Zervan, le dieu iranien du Temps illimité, était androgyne
- comme l'était la divinité suprême chinoise des
Ténèbres et des Lumières . Ces deux exemples nous
montrent clairement que l'androgynie était la formule par excellence
de la totalité. Car, comme nous l'avons vu, Zervan était
le père des jumeaux Ohrmazd et Ahriman, dieux du Bien et du Mal
- et les Ténèbres et les Lumières, en Chine comme
dans l'Inde, symbolisent les modalités non manifestées
et manifestées de la réalité ultime.
Des nombreuses divinités étaient appelées "
Père et Mère ". C'était à la fois une
allusion à leur plénitude ou à leur éventuelle
autogenèse, et une indication de leurs puissances créatrices.
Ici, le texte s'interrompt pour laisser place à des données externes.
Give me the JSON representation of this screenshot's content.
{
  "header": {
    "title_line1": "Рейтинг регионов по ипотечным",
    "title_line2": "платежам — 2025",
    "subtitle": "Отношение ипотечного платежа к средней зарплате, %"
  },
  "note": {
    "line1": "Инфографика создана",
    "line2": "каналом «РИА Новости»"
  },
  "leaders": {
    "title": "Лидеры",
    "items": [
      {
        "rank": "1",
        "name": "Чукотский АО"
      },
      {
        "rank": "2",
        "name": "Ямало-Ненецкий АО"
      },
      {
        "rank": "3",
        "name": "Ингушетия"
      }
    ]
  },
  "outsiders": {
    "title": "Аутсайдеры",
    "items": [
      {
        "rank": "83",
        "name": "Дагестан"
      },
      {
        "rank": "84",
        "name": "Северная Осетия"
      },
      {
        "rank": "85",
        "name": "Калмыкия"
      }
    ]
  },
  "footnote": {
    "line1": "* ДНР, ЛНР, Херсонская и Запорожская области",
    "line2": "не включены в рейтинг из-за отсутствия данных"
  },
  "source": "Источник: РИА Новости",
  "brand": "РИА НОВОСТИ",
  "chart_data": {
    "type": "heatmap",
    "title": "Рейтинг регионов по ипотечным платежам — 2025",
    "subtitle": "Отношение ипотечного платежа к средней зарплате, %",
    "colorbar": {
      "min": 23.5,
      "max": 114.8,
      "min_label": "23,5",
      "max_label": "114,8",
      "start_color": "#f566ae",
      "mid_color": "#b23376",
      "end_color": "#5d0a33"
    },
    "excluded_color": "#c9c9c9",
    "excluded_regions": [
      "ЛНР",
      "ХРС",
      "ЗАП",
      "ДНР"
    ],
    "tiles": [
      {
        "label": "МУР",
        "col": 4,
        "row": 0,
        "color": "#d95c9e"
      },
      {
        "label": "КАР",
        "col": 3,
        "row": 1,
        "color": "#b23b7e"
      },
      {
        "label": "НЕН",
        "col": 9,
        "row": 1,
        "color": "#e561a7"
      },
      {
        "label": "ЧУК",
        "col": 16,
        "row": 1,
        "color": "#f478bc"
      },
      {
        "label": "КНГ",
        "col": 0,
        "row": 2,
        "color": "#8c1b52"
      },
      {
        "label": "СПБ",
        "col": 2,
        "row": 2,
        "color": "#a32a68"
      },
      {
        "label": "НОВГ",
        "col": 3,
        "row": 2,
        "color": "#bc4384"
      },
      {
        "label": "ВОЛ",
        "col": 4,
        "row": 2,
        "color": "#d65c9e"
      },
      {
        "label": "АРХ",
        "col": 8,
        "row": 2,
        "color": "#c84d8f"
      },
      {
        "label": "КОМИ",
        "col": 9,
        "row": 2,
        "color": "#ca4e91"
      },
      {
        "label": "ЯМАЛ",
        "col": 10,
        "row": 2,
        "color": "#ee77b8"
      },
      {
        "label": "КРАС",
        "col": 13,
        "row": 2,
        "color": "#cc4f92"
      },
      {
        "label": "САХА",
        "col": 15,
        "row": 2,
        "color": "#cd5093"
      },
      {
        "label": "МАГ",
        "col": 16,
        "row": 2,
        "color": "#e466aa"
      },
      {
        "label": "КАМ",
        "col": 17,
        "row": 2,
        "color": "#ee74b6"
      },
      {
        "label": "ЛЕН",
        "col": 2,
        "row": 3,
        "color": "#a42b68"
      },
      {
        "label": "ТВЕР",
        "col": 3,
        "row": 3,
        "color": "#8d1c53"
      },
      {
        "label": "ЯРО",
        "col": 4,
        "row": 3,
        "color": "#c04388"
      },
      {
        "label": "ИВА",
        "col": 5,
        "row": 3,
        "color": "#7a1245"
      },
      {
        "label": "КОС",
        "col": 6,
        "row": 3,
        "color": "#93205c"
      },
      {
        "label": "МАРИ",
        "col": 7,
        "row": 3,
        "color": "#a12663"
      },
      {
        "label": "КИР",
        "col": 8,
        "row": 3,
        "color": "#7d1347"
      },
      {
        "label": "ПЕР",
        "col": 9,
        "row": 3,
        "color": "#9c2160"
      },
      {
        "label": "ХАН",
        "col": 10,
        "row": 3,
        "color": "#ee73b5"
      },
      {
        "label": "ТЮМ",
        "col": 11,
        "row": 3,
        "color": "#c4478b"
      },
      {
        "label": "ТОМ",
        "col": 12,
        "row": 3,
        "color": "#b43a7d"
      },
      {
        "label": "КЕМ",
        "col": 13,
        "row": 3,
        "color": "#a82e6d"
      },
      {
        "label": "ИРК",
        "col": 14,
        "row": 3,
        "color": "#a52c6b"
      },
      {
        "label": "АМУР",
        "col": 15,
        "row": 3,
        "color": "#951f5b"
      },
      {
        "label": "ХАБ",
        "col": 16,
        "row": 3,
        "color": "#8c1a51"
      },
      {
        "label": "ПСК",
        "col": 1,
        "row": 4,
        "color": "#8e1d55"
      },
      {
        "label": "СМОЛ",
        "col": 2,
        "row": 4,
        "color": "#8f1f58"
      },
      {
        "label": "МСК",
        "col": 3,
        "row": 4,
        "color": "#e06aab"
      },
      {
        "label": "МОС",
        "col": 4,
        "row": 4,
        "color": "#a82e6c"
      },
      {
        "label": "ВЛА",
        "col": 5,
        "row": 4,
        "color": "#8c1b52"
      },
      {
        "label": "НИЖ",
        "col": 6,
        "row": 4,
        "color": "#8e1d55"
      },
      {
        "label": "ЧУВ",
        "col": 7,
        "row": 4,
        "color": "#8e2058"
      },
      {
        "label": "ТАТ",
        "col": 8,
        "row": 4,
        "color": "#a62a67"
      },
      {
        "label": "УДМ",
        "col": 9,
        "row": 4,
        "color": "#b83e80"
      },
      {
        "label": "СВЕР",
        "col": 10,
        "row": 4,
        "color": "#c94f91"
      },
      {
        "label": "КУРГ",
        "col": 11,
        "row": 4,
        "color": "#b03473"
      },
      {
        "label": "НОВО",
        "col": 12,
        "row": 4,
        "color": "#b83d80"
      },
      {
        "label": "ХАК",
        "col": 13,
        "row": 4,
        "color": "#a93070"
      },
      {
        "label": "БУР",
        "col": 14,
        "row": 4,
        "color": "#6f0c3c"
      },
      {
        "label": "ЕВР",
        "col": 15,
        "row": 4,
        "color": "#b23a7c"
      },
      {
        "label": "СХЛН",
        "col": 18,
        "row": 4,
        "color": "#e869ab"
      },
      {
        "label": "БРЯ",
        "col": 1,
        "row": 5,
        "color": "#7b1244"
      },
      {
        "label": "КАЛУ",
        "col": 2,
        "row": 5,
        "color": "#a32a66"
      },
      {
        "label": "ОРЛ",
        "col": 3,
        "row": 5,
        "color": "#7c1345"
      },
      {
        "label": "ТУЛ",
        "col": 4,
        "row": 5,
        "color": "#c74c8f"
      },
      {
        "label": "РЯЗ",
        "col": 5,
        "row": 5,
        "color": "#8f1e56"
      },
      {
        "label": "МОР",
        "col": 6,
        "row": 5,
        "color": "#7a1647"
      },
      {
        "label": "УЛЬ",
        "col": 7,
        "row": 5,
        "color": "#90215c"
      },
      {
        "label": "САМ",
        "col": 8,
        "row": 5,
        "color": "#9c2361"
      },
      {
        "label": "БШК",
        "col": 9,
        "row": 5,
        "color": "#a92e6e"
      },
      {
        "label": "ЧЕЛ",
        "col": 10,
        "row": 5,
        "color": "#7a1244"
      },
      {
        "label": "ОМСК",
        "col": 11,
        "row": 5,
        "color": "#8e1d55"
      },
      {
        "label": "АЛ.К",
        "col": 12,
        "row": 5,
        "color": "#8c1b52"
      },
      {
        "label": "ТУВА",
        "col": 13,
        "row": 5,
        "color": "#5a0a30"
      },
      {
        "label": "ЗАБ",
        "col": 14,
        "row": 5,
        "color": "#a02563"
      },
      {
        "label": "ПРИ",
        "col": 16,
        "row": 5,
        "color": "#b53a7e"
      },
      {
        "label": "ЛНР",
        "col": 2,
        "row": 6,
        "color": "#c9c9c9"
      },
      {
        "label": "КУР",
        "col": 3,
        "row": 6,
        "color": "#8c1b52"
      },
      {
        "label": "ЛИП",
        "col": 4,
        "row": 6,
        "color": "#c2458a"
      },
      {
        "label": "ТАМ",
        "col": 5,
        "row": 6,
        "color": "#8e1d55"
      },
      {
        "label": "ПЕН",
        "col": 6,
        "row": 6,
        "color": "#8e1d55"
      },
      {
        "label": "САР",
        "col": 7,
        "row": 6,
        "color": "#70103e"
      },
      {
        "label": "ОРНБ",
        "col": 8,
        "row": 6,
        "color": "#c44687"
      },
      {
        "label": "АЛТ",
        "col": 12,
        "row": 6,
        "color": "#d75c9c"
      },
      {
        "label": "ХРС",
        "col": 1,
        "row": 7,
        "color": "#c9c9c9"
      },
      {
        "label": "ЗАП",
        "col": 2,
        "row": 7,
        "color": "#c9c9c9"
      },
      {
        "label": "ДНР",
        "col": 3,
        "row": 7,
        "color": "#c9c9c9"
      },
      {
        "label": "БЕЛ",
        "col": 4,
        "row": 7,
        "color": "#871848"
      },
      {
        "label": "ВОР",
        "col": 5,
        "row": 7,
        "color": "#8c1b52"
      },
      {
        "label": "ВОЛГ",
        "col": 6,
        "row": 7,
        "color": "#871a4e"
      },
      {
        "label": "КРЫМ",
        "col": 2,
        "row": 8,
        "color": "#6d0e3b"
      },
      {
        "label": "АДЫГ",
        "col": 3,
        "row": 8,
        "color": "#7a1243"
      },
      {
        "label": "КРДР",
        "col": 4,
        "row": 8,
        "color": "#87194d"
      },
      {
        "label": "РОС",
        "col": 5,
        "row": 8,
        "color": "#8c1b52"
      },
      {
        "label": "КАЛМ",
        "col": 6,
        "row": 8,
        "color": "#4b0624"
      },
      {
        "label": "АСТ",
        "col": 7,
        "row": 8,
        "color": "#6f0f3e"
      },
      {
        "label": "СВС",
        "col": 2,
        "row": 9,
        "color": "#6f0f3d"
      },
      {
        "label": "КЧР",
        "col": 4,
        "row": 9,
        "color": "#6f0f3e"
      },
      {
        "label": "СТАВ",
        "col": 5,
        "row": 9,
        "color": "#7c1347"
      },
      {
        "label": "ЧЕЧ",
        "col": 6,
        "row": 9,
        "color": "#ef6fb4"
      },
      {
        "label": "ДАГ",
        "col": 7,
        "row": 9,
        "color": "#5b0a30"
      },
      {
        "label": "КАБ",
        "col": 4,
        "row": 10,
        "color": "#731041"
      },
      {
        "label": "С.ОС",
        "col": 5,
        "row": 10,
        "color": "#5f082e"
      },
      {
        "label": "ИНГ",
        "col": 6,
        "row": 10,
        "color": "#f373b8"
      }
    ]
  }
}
Il est également probable qu'un certain nombre de " couples
divins " sont des élaborations tardives d'une divinité
primordiale androgyne ou la personnification de leurs. attributs. Puisque
l'androgynie est un signe distinctif d'une totalité originaire
dans laquelle toutes les possibilités se trouvent réunies
- l'Homme primordial, l'Ancêtre mythique de l'humanité
est conçu dans de nombreuses traditions comme androgyne.
Nous avons rappelé plus haut l'exemple d'Adam. Tuisto, le premier
homme de la mythologie germanique, était lui aussi bisexué
; son nom est étymologiquement solidaire du vieux norvégien
tvistr (" bipartite "), du védique dvis, du latin bis,
etc. . Dans certaines traditions, l'Ancêtre mythique androgyne
a été remplacé par un couple de jumeaux, comme
dans l'Inde, Yama et sa soeur Yami, et en Iran, Yima et Yimagh.